The U.S. Drug Enforcement Agency recently decreed that marijuana has no accepted medical use and should remain classified alongside heroin and cocaine as a dangerous and addictive drug.
The DEA’s decree was issued almost 10 years after supporters of medical marijuana filed a petition with the agency to have marijuana removed from schedule I of the CSA and rescheduled as cannabis in schedule III, IV or V.
Despite a mounting body of research that demonstrates marijuana’s effectiveness in treating certain diseases, like glaucoma and multiple sclerosis, and the side effects of chemotherapy, the DEA ruled “that marijuana has a high potential for abuse, has no accepted medical use in the United States, and lacks an acceptable level of safety for use even under medical supervision.” (Read the rest of the ruling here.)”
For a review of over a decade of scientific literature exploring the clinical applications of medical marijuana, click here.
As of May 2011, 16 U.S. states and the District of Columbia have approved the use of marijuana for medical purposes. In those states, crime rates have not only failed to rise, as so many critics of legalization predicted, they have actually decreased; even in densely populated areas like Los Angeles and San Diego.
From an Americans for Safe Access statement:
The denial also comes the same week as the International Cannabinoid Research Society (ICRS) is holding its 21st annual symposium in St. Charles, Illinois, just outside of Chicago. The symposium is sponsored in part by an array of pharmaceutical companies, the U.S. National Institute on Drug Abuse (NIDA), and ElSohly Laboratories, Inc., the federal government’s only licensed source of research-grade cannabis (marijuana) used in therapeutic studies. Currently, several pharmaceutical companies are asking the government to reschedule organically produced THC, the primary compound found in the marijuana plant, so they can sell a generic version of Marinol, which is now made synthetically.
“The government cannot have it both ways, marijuana is either a medicine or it’s not,” said ASA Executive Director Steph Sherer. “If the government is going to sponsor a conference on medical marijuana, it should show the same deference to the millions of patients across America who simply want access to it.” ASA and its grassroots patient base has been urging President Obama since he took office to develop a comprehensive federal policy that would address medical marijuana as a public health issue.
As Care2′s Amelia T. reports, in a letter sent earlier this week to federal prosecutors, Deputy Attorney General James M. Cole wrote that the Obama administration, which generally takes a hands-off approach to prosecuting medical marijuana operations, “never intended to shield such activities from federal enforcement action and prosecution, even where those activities purport to comply with state law.”
This blatant reversal has many afraid that Federal harassment of medical marijuana dispensary owners and patients will resume with new vigor, despite the fact that they are in violation of no state laws.
Despite this sudden and contradictory development, supporters of medical marijuana are optimistic.

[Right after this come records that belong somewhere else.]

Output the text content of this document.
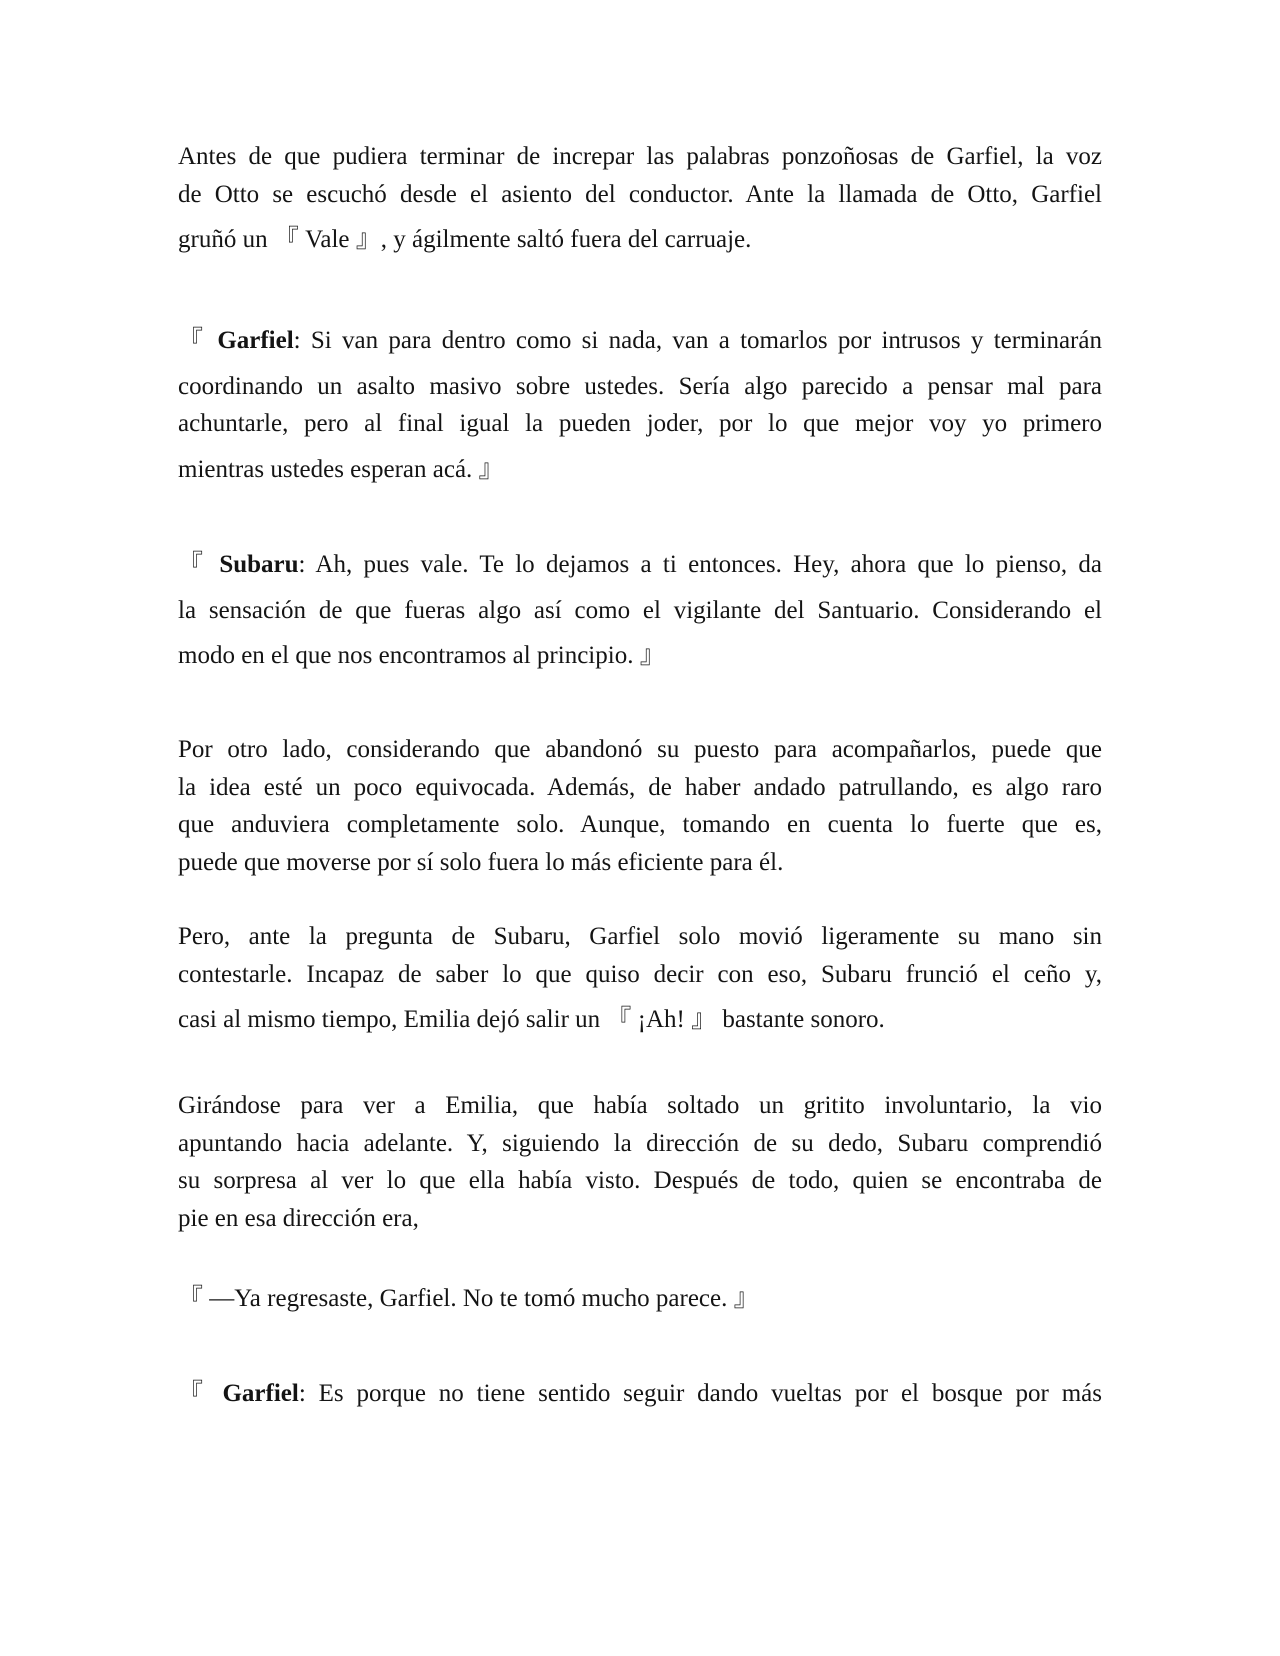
Antes de que pudiera terminar de increpar las palabras ponzoñosas de Garfiel, la voz
de Otto se escuchó desde el asiento del conductor. Ante la llamada de Otto, Garfiel
gruñó un 『 Vale 』, y ágilmente saltó fuera del carruaje.
『 Garfiel: Si van para dentro como si nada, van a tomarlos por intrusos y terminarán
coordinando un asalto masivo sobre ustedes. Sería algo parecido a pensar mal para
achuntarle, pero al final igual la pueden joder, por lo que mejor voy yo primero
mientras ustedes esperan acá. 』
『 Subaru: Ah, pues vale. Te lo dejamos a ti entonces. Hey, ahora que lo pienso, da
la sensación de que fueras algo así como el vigilante del Santuario. Considerando el
modo en el que nos encontramos al principio. 』
Por otro lado, considerando que abandonó su puesto para acompañarlos, puede que
la idea esté un poco equivocada. Además, de haber andado patrullando, es algo raro
que anduviera completamente solo. Aunque, tomando en cuenta lo fuerte que es,
puede que moverse por sí solo fuera lo más eficiente para él.
Pero, ante la pregunta de Subaru, Garfiel solo movió ligeramente su mano sin
contestarle. Incapaz de saber lo que quiso decir con eso, Subaru frunció el ceño y,
casi al mismo tiempo, Emilia dejó salir un 『 ¡Ah! 』 bastante sonoro.
Girándose para ver a Emilia, que había soltado un gritito involuntario, la vio
apuntando hacia adelante. Y, siguiendo la dirección de su dedo, Subaru comprendió
su sorpresa al ver lo que ella había visto. Después de todo, quien se encontraba de
pie en esa dirección era,
『 —Ya regresaste, Garfiel. No te tomó mucho parece. 』
『 Garfiel: Es porque no tiene sentido seguir dando vueltas por el bosque por más
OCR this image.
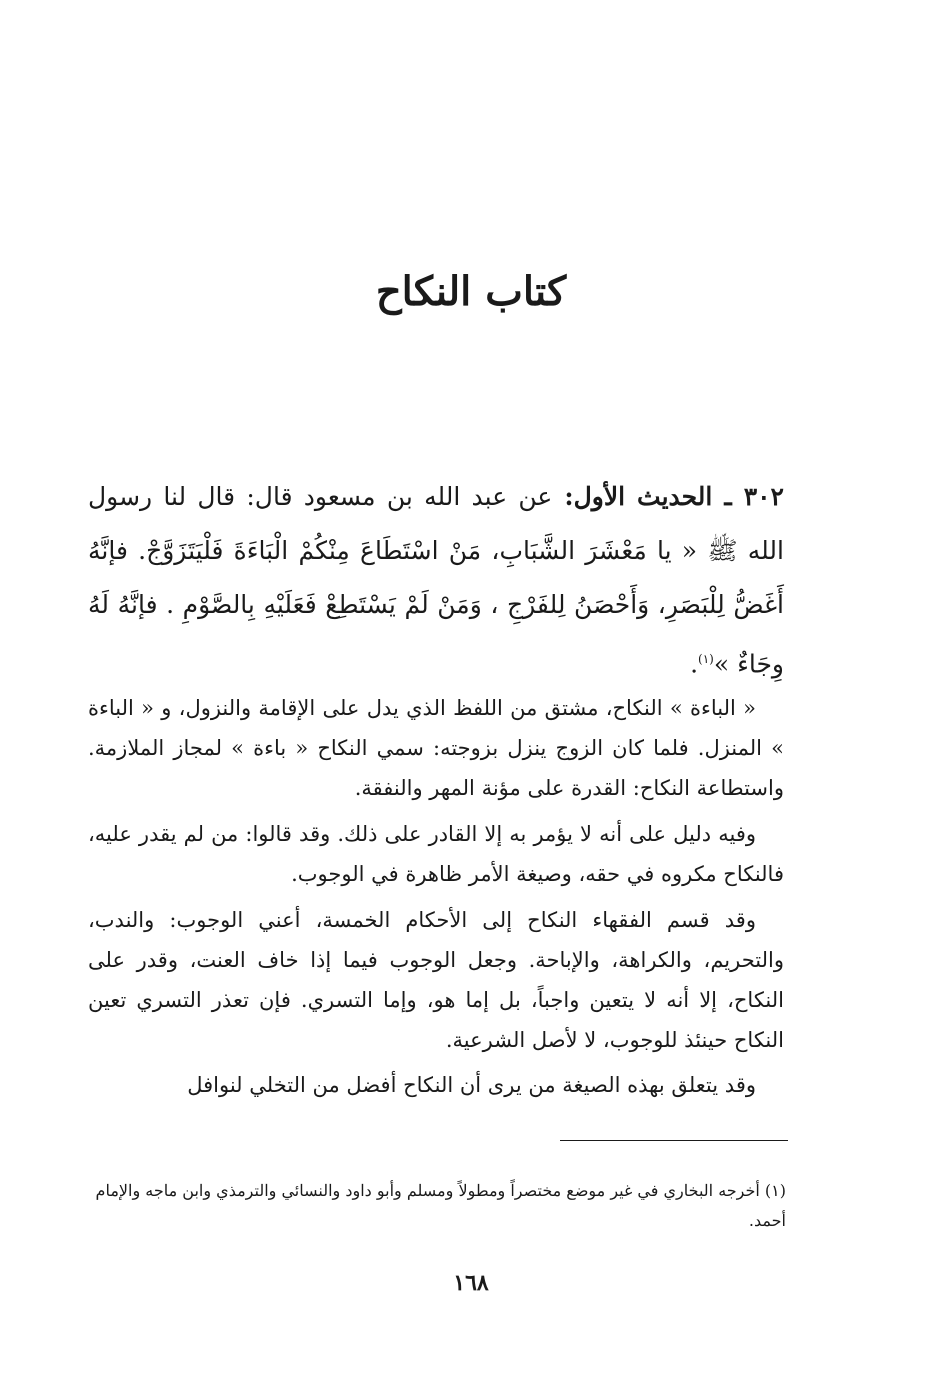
كتاب النكاح
٣٠٢ ـ الحديث الأول: عن عبد الله بن مسعود قال: قال لنا رسول الله ﷺ « يا مَعْشَرَ الشَّبَابِ، مَنْ اسْتَطَاعَ مِنْكُمْ الْبَاءَةَ فَلْيَتَزَوَّجْ. فإنَّهُ أَغَضُّ لِلْبَصَرِ، وَأَحْصَنُ لِلفَرْجِ ، وَمَنْ لَمْ يَسْتَطِعْ فَعَلَيْهِ بِالصَّوْمِ . فإنَّهُ لَهُ وِجَاءٌ »$^{(١)}$.
« الباءة » النكاح، مشتق من اللفظ الذي يدل على الإقامة والنزول، و « الباءة » المنزل. فلما كان الزوج ينزل بزوجته: سمي النكاح « باءة » لمجاز الملازمة. واستطاعة النكاح: القدرة على مؤنة المهر والنفقة.
وفيه دليل على أنه لا يؤمر به إلا القادر على ذلك. وقد قالوا: من لم يقدر عليه، فالنكاح مكروه في حقه، وصيغة الأمر ظاهرة في الوجوب.
وقد قسم الفقهاء النكاح إلى الأحكام الخمسة، أعني الوجوب: والندب، والتحريم، والكراهة، والإباحة. وجعل الوجوب فيما إذا خاف العنت، وقدر على النكاح، إلا أنه لا يتعين واجباً، بل إما هو، وإما التسري. فإن تعذر التسري تعين النكاح حينئذ للوجوب، لا لأصل الشرعية.
وقد يتعلق بهذه الصيغة من يرى أن النكاح أفضل من التخلي لنوافل
(١) أخرجه البخاري في غير موضع مختصراً ومطولاً ومسلم وأبو داود والنسائي والترمذي وابن ماجه والإمام أحمد.
١٦٨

“We have foiled the government’s strategy of delay, and we can now go head-to-head on the merits, that marijuana really does have therapeutic value,” Joe Elford told the L.A. Times. Elford is the chief counsel for Americans for Safe Access and the lead counsel on the recently filed lawsuit.
The Times notes that this is the third time that petitions to reclassify pot have failed to be approved. The first, filed in 1972, took 17 years for a ruling. The second was filed in 1995 and denied six years later. Both decisions were appealed, but the courts sided with the federal government.